ÖYK bu satış işlemine onay vermiş olsaydı, 10 fabrikanın 8'i kapanacaktı.
Türk Şeker'in elinde kalan diğer 15 şeker fabrikasının da satılması ile toplam 25 şeker fabrikasının 18 tanesinin kapanmasına kesin gözle bakılıyordu.
Ama korkulan şimdilik olmadı.
Hükümet bu satıştan vazgeçti.
Peki bu nasıl oldu?
Hükümet, aldığı bir satış kararını durup dururken mi iptal etti.
Hatırlıyor olmalısınız
Bu konuda çok sayıda haber yaptık.
Habervaktim.com olarak bu satışı kayıtsız kalamazdık.
Yetkilileri uyardık.
Rakamlar ortaya koyarak, yapmayın etmeyin diye bas bas bağırdık.
Fabrikalar arsa değerinin de altında satılıyordu çünkü
Alıcı fabrikayı kapatıp, sadece arsasını satışa çıkarsa verdiğinden çok daha fazlasını alacaktı.

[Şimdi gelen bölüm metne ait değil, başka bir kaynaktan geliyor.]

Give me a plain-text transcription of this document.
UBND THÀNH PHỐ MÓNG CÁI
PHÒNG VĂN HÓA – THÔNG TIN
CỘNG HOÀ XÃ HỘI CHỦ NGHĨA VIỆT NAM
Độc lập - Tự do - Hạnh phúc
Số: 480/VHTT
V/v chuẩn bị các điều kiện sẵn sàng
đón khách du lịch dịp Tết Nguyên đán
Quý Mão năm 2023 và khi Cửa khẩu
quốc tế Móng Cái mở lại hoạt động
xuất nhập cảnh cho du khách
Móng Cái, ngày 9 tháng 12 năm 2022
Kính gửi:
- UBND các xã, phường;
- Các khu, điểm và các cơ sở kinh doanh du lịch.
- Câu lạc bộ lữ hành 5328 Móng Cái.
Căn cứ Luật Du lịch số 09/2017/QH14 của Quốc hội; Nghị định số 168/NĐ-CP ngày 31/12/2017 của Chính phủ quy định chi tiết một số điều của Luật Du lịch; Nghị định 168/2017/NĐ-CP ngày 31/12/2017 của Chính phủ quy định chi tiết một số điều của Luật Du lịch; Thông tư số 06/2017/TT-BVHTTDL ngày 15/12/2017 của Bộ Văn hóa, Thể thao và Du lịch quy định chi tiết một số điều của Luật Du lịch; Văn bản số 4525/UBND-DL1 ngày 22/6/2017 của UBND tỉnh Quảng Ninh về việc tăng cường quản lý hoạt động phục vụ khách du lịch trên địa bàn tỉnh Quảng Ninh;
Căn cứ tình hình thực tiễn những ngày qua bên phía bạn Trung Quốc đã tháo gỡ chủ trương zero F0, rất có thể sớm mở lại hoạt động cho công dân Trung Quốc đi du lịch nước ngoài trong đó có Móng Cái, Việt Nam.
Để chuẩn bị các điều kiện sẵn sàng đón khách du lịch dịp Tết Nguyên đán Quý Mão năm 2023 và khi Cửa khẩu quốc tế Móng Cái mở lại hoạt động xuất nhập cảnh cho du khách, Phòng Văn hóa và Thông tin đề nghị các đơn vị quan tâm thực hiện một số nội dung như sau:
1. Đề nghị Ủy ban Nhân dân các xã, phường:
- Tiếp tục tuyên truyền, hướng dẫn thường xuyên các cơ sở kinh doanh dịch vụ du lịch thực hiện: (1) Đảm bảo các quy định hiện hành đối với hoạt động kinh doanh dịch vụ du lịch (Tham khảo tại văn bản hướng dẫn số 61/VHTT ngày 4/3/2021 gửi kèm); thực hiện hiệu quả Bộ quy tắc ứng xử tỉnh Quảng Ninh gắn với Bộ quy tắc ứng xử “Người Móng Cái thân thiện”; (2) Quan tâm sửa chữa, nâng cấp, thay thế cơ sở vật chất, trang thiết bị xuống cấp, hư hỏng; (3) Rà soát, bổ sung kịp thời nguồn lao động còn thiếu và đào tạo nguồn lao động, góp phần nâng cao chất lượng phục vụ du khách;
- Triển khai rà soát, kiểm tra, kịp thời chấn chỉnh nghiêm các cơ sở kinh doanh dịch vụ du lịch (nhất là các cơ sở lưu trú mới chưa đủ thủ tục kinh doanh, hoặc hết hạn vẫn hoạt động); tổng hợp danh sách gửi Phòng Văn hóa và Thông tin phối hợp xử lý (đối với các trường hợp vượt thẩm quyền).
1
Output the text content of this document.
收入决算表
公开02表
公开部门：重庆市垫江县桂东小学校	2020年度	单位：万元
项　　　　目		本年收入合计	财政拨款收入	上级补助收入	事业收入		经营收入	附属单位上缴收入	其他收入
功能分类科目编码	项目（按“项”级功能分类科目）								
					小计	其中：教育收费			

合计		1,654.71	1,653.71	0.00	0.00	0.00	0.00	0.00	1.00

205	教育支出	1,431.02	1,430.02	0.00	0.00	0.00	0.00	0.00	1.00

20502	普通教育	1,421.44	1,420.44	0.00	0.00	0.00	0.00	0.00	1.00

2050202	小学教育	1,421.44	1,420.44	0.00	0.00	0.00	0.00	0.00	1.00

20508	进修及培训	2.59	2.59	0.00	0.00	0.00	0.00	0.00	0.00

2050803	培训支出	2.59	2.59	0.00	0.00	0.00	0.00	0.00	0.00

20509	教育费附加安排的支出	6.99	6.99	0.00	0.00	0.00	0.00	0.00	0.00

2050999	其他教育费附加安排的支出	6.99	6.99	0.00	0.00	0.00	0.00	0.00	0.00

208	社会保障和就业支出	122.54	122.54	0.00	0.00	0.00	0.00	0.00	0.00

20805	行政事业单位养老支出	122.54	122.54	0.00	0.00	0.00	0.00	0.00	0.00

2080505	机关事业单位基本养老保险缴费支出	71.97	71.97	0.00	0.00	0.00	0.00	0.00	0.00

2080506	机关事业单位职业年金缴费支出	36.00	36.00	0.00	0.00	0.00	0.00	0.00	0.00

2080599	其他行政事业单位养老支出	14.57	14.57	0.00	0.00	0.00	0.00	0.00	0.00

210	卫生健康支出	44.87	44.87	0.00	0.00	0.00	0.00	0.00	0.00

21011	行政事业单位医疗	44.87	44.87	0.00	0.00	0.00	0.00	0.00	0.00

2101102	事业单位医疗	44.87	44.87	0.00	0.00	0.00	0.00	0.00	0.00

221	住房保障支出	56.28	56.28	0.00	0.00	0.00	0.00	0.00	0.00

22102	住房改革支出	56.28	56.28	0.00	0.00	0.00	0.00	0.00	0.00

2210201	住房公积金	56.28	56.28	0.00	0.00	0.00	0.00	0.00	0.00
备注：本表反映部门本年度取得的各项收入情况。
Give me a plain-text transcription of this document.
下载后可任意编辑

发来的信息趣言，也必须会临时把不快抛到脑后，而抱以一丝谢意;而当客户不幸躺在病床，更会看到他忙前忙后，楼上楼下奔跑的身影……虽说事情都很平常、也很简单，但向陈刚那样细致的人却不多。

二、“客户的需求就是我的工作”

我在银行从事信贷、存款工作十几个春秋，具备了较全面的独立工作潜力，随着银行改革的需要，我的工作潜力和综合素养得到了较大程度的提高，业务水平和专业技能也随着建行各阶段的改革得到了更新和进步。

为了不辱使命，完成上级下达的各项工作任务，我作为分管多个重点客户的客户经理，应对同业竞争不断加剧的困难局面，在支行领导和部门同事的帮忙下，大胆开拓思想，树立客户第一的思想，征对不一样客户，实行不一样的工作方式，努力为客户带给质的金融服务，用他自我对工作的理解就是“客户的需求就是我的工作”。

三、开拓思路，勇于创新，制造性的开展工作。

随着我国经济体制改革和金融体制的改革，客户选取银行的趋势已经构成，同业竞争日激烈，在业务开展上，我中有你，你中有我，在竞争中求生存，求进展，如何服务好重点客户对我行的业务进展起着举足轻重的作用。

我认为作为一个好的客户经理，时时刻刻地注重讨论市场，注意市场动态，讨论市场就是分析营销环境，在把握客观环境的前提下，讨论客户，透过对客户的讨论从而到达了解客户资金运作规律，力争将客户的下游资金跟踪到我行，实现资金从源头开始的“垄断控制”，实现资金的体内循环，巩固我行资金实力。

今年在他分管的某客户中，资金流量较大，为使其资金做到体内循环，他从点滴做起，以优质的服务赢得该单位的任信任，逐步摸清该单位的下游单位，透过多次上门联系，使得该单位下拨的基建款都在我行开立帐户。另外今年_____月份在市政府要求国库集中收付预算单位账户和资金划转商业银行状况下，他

Bu fabrikalar özele geçtikten sonra kapanacaktı bir bir
Çünkü üretimin devam ettirilmesi garanti altına alınmıyordu.
Piyasa tümden uluslararası tatlandırıcı ve şeker kartellerinin eline geçecekti.
İşte 5 Aralık 2011 tarihli haberimizden bir bölüm:
Erzincan, Elazığ, Elbistan ve Malatya şeker fabrikaları Kolin-Limaka 266 milyon dolara satılmıştı. (Yaklaşık 500 milyon TL ediyor) Oysa sadece Malatya Şeker Fabrikası arsasının ödenen emlak vergisi ve emsalleri gözönüne alındığında 540 milyon TL değerinde olduğu anlaşıldı.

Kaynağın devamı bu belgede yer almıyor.